1. L’élève fait des prédictions sur la suite des événements à partir d’indices divers;
2. Il est capable de résumer, de reconstituer une séquence d’événements;
3. Il est capable de clarifier le sens d’un mot inconnu, d’un passage difficile en utilisant le contexte, en recourant à l’aide d’autrui ou du dictionnaire;

INTERPRÉTATION

Réponses affectives

4. L’élève exprime ses sentiments sur les personnages, l’histoire, les images ;
5. Il établit des rapprochements (analogies) entre des éléments du récit et sa propre vie, lui permettant de mieux comprendre l’histoire ;
6. Il fait part dans ses semences et dans son cercle des questions qui l’intriguent.

Réponses et interrogations créatives

7. L’élève produit une version dessinée d’une scène, d’un épisode du récit ;
8. il envisage des alternatives aux événements racontés (que se serait-il passé si...?)

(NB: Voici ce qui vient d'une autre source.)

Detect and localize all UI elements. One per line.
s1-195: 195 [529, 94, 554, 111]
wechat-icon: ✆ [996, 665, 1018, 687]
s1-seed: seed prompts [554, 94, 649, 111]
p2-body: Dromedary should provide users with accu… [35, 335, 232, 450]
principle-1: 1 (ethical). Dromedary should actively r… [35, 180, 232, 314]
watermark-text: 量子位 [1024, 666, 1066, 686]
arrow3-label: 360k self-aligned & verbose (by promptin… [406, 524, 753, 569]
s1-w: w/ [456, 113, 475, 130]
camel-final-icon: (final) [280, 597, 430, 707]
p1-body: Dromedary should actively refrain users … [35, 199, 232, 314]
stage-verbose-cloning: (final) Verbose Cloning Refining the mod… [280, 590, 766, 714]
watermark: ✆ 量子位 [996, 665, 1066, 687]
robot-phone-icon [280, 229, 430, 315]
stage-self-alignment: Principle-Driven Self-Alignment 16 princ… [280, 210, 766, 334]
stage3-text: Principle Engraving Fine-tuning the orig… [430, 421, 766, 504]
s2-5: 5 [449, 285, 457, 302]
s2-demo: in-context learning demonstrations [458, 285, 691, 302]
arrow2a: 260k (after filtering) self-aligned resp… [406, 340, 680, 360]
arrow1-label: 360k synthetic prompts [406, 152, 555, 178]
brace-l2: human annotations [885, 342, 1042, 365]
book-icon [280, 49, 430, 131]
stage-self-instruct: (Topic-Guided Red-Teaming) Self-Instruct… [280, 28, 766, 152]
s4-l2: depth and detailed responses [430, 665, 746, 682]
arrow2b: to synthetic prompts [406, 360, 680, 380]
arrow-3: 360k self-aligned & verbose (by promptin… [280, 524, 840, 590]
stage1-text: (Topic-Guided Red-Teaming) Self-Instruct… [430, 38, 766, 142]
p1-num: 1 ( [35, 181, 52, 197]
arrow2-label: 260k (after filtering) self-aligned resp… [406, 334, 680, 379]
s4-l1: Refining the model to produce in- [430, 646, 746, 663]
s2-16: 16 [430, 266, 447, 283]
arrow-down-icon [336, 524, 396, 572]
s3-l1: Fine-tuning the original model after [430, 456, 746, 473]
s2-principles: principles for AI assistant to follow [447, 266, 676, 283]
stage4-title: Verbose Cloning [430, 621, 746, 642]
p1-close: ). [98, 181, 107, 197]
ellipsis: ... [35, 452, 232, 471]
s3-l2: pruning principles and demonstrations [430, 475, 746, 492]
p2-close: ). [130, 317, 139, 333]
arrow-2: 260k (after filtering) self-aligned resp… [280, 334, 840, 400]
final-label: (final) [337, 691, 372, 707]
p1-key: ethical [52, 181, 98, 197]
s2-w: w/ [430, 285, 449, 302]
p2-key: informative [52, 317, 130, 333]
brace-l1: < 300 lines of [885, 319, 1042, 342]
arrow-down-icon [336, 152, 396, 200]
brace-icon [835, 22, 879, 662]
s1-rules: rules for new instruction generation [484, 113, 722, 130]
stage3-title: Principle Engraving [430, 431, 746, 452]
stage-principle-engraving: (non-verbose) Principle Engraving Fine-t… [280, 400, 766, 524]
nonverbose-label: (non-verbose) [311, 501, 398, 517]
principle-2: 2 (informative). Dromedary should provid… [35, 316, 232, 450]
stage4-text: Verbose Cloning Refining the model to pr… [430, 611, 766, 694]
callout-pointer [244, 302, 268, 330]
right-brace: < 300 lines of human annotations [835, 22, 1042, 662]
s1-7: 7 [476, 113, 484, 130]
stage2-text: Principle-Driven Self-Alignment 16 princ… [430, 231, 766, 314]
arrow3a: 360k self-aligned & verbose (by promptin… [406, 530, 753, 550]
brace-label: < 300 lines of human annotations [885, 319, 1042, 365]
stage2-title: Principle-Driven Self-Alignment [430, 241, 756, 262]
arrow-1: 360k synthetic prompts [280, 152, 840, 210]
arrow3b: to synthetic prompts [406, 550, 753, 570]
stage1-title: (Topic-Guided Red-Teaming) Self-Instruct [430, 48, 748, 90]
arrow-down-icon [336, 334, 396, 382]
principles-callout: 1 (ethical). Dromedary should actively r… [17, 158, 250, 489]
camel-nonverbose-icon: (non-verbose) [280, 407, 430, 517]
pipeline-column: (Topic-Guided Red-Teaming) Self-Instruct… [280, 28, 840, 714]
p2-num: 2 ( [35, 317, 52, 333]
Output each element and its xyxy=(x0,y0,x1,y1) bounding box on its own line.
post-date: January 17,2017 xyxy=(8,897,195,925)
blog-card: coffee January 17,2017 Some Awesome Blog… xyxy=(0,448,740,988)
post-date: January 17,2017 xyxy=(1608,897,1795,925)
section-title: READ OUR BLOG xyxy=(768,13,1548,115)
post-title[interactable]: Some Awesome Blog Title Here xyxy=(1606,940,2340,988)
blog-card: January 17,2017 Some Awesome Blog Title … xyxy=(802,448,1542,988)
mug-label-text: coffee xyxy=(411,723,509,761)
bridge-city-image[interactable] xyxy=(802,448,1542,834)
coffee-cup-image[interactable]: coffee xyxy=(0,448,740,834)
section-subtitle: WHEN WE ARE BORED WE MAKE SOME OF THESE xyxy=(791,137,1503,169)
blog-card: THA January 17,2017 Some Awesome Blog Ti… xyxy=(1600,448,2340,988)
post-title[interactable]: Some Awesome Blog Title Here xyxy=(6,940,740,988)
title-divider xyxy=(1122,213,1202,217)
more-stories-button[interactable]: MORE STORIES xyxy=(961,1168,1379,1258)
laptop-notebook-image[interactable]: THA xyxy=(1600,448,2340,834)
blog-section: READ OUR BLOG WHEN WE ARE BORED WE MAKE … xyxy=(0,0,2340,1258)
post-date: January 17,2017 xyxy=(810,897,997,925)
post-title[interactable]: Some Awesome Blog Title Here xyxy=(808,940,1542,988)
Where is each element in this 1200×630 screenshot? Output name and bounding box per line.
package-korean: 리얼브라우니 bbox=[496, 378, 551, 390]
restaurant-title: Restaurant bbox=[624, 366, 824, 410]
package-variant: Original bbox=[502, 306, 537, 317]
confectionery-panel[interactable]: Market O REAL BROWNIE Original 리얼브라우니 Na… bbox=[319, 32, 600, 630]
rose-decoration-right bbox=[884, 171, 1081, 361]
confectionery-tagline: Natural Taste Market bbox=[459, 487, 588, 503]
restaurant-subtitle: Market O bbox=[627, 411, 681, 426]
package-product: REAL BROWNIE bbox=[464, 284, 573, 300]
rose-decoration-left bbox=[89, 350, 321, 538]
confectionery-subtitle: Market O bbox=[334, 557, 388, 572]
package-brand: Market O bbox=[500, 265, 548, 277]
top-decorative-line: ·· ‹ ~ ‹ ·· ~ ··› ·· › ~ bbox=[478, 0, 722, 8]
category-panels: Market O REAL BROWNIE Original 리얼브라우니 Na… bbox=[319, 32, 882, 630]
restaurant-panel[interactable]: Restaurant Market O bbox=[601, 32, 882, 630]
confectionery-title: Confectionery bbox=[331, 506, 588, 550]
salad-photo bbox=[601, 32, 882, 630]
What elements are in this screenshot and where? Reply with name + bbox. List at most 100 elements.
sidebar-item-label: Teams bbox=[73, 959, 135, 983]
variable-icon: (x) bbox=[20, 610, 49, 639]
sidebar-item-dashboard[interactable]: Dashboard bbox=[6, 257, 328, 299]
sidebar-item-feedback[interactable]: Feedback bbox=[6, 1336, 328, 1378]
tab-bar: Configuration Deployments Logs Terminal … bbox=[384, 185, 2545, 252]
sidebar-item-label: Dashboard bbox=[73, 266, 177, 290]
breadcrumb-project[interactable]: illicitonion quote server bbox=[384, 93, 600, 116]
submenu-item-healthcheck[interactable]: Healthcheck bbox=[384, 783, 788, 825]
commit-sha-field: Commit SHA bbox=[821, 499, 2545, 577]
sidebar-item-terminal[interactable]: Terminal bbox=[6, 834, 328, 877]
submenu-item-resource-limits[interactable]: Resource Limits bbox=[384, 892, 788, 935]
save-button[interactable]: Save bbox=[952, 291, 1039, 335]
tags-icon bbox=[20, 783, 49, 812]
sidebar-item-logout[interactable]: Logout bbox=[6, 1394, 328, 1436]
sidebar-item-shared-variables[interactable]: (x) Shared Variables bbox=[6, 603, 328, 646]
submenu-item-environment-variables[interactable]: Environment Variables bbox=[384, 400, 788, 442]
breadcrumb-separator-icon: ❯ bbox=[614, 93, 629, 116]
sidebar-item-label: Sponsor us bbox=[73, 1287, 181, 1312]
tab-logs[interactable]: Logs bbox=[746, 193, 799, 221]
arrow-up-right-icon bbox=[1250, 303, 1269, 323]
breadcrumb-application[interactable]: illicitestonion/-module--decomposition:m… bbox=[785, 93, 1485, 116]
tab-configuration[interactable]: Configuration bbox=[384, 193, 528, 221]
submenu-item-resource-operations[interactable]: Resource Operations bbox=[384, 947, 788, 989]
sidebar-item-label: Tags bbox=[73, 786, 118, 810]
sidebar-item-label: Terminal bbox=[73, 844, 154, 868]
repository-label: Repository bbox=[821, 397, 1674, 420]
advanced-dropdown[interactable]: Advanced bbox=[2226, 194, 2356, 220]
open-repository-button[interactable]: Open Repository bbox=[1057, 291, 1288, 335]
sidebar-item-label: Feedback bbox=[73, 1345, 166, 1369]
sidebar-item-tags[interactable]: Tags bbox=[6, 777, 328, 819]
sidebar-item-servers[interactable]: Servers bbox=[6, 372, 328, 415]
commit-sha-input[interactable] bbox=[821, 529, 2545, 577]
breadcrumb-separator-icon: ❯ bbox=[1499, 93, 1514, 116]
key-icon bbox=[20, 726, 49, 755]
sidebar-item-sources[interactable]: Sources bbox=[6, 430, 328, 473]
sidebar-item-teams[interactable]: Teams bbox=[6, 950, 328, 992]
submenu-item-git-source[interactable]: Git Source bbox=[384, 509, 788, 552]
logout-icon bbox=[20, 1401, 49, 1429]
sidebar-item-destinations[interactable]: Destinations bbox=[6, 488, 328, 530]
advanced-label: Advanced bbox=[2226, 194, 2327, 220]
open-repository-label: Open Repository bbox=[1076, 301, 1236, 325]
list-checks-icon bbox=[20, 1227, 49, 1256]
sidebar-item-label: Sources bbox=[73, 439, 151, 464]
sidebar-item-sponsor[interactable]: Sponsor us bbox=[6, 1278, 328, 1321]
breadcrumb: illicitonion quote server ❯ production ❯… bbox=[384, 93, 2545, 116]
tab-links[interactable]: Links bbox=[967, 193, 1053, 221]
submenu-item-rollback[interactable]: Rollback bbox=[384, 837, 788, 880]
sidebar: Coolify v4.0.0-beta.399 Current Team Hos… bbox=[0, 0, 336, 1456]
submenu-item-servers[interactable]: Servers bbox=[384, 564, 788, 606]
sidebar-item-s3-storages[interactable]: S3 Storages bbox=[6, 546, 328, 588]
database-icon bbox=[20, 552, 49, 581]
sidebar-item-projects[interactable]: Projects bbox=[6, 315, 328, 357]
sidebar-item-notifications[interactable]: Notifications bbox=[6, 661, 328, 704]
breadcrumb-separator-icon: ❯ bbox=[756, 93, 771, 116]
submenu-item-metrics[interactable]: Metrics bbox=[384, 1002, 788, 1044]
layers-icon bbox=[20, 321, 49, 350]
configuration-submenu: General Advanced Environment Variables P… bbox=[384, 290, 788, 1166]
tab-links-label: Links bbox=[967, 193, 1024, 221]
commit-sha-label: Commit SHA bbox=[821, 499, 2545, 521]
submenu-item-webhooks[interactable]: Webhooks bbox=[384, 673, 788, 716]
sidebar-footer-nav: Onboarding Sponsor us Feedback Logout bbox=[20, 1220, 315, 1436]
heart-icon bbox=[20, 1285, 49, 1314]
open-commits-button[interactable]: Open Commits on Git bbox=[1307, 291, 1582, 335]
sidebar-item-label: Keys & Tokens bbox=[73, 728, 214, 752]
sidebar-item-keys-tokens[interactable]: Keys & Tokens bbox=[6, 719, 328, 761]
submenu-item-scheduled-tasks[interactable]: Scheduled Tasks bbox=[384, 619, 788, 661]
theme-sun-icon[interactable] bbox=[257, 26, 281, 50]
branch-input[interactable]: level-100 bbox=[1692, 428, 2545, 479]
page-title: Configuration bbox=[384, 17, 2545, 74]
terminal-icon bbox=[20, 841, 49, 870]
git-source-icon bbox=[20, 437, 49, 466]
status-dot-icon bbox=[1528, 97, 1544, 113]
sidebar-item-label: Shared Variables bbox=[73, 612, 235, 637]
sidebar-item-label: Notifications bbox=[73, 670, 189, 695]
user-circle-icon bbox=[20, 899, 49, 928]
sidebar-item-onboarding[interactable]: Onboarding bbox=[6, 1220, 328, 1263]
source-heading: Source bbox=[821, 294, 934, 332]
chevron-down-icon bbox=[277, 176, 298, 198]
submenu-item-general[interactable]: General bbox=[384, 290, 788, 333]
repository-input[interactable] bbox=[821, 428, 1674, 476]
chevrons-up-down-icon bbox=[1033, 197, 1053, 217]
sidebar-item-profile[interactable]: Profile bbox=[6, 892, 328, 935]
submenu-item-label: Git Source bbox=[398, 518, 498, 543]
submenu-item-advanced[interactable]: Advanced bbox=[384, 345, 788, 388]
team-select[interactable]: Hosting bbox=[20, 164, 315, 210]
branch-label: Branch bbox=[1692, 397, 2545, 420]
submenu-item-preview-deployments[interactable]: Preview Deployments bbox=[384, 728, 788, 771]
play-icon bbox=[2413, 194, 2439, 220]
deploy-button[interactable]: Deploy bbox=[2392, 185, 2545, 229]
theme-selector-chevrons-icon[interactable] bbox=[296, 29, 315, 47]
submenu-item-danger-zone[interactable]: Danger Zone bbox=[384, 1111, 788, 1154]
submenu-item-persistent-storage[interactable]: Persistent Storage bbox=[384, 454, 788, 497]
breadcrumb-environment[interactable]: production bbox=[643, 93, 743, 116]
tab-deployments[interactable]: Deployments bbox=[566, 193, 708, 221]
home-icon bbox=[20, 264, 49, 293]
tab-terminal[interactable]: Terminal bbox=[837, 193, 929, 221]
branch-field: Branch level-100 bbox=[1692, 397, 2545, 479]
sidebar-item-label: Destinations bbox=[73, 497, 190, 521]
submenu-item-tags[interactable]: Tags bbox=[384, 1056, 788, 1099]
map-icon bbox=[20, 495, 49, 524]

Réponses et interrogations critiques

9. L’élève justifie ses impressions, ses jugements à partir du texte;
10. il examine le pourquoi des actions d'un personnage, en prenant en compte sa situation, ses motivations fondamentales, son point de vue;
11. il examine son évolution, son rôle au cours du récit, il compare les personnages;
12. il juge des qualités et défauts des personnages et identifie les valeurs qu’ils symbolisent;
13. il comprend les conventions du genre (policier, fantastique, SF, etc.) et juge de la vraisemblance du récit selon ces conventions ;
14. il identifie les thèmes développés et fait des hypothèses sur ce que l’auteur souhaite nous dire au travers de son récit;
15. il analyse l’impact des choix de l'auteur quant à la forme ( techniques narratives, style, illustrations, etc.);
16. il exprime ses propres conceptions sur un des thèmes du récit et les compare avec les conceptions de l’auteur.